Lourenço Peixinho, que viria imprimir à urbe um aspecto mais «moderno» e
desafogado, já que o percurso da estação tinha que ser efectuado por
diversas ruas: Rua da Estação, Rua do Carmo, Rua do Gravito, Rua de
Manuel Firmino e Rua de José Estêvão. É já nos meados do século que se
cria, em torno do liceu de José Estêvão, o bairro do Dr. Álvaro Sampaio;
simultaneamente, a antiga vila de Esgueira é integrada na cidade de
Aveiro. Por outro lado, a construção do seminário, a partir de 1939,
estabelece um fulcro de futura expansão, para o lugar de Santiago, o que
efectivamente veio a acontecer, com especial relevo para as instalações
da Universidade, que aí se localizaram, imprimindo nova dinâmica ao
local.
Por solicitação da Câmara Municipal, o Governo autorizou
em 1963 a ampliação da área citadina, passando a abranger os lugares de
Aradas, S. Bernardo e Quinta do Gato. Deste modo, e muito recentemente,
a cidade passa a ser dividida em cinco freguesias: Vera-Cruz, Glória e
Esgueira já existentes, S. Bernardo e Santa Joana recentemente criadas.

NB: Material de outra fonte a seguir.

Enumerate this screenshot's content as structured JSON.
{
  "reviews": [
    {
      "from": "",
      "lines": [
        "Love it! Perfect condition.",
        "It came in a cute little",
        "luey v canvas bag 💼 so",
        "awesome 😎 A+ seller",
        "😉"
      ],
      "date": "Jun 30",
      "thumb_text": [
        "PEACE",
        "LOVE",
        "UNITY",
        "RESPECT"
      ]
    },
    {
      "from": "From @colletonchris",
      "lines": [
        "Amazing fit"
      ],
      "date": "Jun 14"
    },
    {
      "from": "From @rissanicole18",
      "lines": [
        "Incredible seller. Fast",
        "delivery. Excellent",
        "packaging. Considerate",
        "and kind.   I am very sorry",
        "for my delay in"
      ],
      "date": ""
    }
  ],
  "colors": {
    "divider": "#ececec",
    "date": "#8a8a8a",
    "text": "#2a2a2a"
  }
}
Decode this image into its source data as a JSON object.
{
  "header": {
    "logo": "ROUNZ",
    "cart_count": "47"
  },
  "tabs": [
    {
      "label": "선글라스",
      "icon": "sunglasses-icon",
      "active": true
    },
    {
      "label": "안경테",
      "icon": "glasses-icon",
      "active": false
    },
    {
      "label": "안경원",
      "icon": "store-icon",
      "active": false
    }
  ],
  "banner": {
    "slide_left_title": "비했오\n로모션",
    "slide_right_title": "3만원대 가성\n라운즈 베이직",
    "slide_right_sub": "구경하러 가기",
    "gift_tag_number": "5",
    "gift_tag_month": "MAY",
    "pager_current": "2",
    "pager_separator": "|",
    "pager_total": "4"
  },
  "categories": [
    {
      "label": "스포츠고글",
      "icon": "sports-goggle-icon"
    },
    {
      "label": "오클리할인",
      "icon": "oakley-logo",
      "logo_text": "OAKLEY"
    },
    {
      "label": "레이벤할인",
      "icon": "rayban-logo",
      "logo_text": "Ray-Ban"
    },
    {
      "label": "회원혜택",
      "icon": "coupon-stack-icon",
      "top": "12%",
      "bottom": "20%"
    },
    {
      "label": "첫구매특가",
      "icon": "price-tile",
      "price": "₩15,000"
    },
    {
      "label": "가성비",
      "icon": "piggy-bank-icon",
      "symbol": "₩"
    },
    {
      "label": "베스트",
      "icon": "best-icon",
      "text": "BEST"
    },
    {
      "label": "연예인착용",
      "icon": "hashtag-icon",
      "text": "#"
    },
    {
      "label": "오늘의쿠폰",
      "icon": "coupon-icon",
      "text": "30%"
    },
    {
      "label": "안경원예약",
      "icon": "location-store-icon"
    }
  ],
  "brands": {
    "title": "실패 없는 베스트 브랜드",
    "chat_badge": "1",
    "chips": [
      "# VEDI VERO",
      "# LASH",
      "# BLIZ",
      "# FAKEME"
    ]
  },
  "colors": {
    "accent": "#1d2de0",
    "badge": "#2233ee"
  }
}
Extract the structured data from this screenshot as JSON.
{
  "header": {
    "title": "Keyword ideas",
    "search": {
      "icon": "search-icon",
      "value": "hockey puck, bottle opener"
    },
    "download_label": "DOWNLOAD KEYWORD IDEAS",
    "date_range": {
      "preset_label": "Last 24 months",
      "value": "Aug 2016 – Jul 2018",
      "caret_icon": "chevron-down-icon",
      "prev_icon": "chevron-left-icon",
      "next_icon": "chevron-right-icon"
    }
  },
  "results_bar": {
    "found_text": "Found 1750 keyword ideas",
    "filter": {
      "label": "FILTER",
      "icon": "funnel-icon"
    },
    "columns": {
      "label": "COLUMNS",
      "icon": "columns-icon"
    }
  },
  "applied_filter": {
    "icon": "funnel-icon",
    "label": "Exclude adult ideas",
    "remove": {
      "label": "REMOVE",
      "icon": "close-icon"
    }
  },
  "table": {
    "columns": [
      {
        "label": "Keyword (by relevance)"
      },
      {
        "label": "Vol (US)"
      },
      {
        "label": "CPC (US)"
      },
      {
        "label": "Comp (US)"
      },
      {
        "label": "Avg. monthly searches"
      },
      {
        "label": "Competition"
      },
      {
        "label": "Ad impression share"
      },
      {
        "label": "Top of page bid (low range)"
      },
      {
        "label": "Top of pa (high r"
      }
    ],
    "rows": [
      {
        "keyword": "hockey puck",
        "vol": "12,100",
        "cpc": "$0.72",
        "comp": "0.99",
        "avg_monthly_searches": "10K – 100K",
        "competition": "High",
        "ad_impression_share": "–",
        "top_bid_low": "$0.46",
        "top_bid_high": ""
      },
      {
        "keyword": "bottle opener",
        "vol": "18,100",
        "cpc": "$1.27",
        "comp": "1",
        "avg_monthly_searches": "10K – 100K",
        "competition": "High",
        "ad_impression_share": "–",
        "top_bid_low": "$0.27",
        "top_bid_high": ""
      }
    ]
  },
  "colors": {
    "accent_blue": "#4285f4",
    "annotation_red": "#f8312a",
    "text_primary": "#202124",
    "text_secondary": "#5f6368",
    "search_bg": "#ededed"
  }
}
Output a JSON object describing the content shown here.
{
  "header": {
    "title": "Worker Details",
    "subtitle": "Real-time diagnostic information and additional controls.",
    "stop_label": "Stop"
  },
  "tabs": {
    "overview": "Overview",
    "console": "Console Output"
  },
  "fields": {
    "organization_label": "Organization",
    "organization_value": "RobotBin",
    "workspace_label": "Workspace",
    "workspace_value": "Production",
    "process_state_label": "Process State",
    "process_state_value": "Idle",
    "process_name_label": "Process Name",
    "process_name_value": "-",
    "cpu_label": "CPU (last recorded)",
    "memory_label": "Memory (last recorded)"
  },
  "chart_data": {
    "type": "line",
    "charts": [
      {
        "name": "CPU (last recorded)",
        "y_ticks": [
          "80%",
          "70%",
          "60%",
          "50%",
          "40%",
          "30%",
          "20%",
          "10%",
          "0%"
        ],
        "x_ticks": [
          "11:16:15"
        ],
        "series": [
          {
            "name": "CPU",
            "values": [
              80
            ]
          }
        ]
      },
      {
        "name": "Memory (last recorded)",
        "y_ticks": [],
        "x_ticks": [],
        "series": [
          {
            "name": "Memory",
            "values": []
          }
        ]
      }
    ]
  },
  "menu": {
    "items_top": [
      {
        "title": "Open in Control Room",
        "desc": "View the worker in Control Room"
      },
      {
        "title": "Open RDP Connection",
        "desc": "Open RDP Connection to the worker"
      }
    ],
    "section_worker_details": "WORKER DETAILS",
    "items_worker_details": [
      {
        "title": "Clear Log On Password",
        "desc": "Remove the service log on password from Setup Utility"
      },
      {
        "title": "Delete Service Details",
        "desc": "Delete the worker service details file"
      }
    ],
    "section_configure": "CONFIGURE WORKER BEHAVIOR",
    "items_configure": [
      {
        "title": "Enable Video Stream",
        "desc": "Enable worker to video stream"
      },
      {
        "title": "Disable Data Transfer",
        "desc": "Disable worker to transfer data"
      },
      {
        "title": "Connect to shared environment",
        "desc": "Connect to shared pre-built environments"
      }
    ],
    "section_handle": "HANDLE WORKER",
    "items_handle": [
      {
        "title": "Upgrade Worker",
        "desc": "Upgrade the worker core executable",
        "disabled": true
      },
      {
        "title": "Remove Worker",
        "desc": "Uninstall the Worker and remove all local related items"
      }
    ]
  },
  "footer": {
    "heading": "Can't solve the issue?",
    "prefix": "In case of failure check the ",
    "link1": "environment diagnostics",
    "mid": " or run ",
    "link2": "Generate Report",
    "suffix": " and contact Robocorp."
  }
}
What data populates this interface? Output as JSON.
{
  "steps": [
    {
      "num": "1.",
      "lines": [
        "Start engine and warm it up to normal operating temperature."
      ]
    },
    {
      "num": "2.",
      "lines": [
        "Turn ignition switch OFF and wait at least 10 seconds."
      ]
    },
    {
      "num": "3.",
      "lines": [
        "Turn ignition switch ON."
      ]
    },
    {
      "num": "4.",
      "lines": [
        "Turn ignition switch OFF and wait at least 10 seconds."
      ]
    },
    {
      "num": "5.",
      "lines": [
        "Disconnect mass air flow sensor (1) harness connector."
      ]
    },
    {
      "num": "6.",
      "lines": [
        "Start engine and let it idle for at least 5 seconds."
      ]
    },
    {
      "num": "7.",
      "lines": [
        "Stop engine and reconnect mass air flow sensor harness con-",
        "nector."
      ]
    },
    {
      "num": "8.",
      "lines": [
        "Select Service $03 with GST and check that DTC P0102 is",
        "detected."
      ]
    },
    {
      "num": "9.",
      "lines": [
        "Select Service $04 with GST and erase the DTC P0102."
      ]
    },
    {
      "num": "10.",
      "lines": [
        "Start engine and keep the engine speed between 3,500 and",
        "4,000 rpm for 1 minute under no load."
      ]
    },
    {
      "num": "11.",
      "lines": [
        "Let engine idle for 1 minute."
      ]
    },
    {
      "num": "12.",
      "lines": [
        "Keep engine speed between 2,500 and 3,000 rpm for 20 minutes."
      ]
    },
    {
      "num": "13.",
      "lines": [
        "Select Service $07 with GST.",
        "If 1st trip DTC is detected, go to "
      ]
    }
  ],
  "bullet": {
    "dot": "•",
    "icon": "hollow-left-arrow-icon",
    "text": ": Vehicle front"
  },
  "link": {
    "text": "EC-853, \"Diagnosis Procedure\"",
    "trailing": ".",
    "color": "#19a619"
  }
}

Actualmente, têm-se efectuado diversas passagens
desniveladas, quer inferiores quer superiores, tentando ultrapassar um
difícil obstáculo à expansão de Aveiro, como é a linha do
caminho-de-ferro. Foram ainda construídos dois importantes bairros, a
Poente: 25 de Abril e Santiago; vão sendo também efectuados planos para
outras urbanizações, para tentar satisfazer a procura habitacional, que
se faz sentir, devido ao incremento populacional dos últimos anos, mercê
do desenvolvimento industrial e comercial que esta cidade tem vindo a
sofrer. Em vias de concretização e implementação estão os planos das
Agras, da Forca-Vouga, de Aveiro-Norte e das Barrocas.